Thursday 7 October 2010

Thoughts of a Sawdust Caesar


Claretta Petacci, Mussolini’s last mistress, murdered alongside him by communist partisans in 1945, has come back to life. Not only that but she is also causing something of a sensation. Extracts from the first volume of her diary are presently being published in Italy, with fresh revelations about her relationship with the dictator, revelations about him as a lover and as a man.

The document was seized by the police in 1950, who kept to a strict seventy year rule on restricting access. Even now the later part, covering the wartime years, will not be publishable for another five years. The diary’s apparently massive and obsessive in attention to detail. I’ve not seen anything of the original but Richard Bosworth, a specialist in modern Italian history, gives a decent synopsis in the current issue of the BBC History Magazine.

I have to say I’ve always felt sorry for Claretta. In herself she was totally inoffensive, and did nothing to deserve her death, or the subsequent desecration of her remains. Her only crime was to remain loyal to Mussolini, a lover almost thirty years her senior. She had to put up with a sexual performance that was not exactly fulfilling or tender, as well as the insecurities of a grumpy old man.

In her diary she records his opinions and his fuming, or his fuming opinions. I was amused by his view of the English, a bunch of pigs, so far as he was concerned, who only “thought with their bums.” How one thinks with one’s rear end I have not the least idea! His opinion here was clearly brought on by a personal sense of inferiority, some slight, perhaps, from those who “…detest anyone who rises from the ranks and imposes himself, anyone exceptional.” Seemingly our only great man was Disraeli, and he was an Italian, as well as being the lover of Queen Victoria!

His opinion of the Spanish was not much better, an indolent race contaminated with Arab blood. He describes Francisco Franco as “an idiot”, though in every way he was a far shrewder man than Il Duce. The French were even worse, infected with syphilis and cursed with a free press. Their only great man was Napoleon and – guess what? – he was an Italian!

After the war the novelist Alberto Moravia, no friend of the Fascists, said of Mussolini that he was not a bad man and that “…if he had a foreign policy as clever as his domestic one, me might still be Duce today.” Yes, he might have lasted if he had been a little more “idiotic”, a little more like Franco. His moves in foreign policy were unbelievably stupid, turning from a blustering bully in his early days to Hitler’s hyena in the later.

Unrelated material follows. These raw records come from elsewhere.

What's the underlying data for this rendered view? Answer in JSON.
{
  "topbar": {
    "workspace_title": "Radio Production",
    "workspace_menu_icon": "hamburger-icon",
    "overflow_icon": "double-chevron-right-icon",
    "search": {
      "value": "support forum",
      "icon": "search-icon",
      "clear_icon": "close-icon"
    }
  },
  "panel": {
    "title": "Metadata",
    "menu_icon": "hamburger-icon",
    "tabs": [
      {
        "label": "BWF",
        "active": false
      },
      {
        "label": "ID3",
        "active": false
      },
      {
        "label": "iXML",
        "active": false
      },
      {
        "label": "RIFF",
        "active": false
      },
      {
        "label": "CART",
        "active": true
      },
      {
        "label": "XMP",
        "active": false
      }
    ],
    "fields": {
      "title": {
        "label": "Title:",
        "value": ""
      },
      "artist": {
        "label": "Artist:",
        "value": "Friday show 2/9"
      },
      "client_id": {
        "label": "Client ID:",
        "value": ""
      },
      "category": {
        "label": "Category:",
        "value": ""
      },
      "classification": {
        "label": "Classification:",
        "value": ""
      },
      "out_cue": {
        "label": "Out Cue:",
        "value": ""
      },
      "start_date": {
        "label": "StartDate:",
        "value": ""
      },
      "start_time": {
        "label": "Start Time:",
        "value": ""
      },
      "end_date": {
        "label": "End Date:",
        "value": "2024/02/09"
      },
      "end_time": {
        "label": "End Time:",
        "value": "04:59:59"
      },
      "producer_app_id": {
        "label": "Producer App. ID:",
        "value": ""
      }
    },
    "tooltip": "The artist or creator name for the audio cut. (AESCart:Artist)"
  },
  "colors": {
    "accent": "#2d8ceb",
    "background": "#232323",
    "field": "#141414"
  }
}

There were rare points where he could behave with courage and determination, and here I’m thinking specifically of his actions in 1934 to forestall any German moves against Austria after the murder of Engelbert Dollfuss, the chancellor and a personal ally. But he threw it all away in 1938 by agreeing to the Anschluss, thus overturning, as Bosworth says, Italy’s strategic victory in the First World War.

Claretta records details of his relationship with Hitler, observations which seem to me to emphasise just how delusional Mussolini was. More than that, there are all sorts of rationalisations about anti-Semitic policies adopted under the German example, points where he becomes clownish in an artificial racism that had never previously been part of his character or his outlook.

I think it worth emphasising here that until the late 1930s anti-Semitism was never part of Fascist ideology. Among Mussolini’s previous lovers was Margherita Sarfatti, a Jewish intellectual who had aided him in the early days of the regime. In retrospect, in the light of the new anti-Jewish policy, he tells Claretta that he was repelled by Sarfatti’s body odour, and that she was responsible for one of the only three times in his life when he failed to get an erection!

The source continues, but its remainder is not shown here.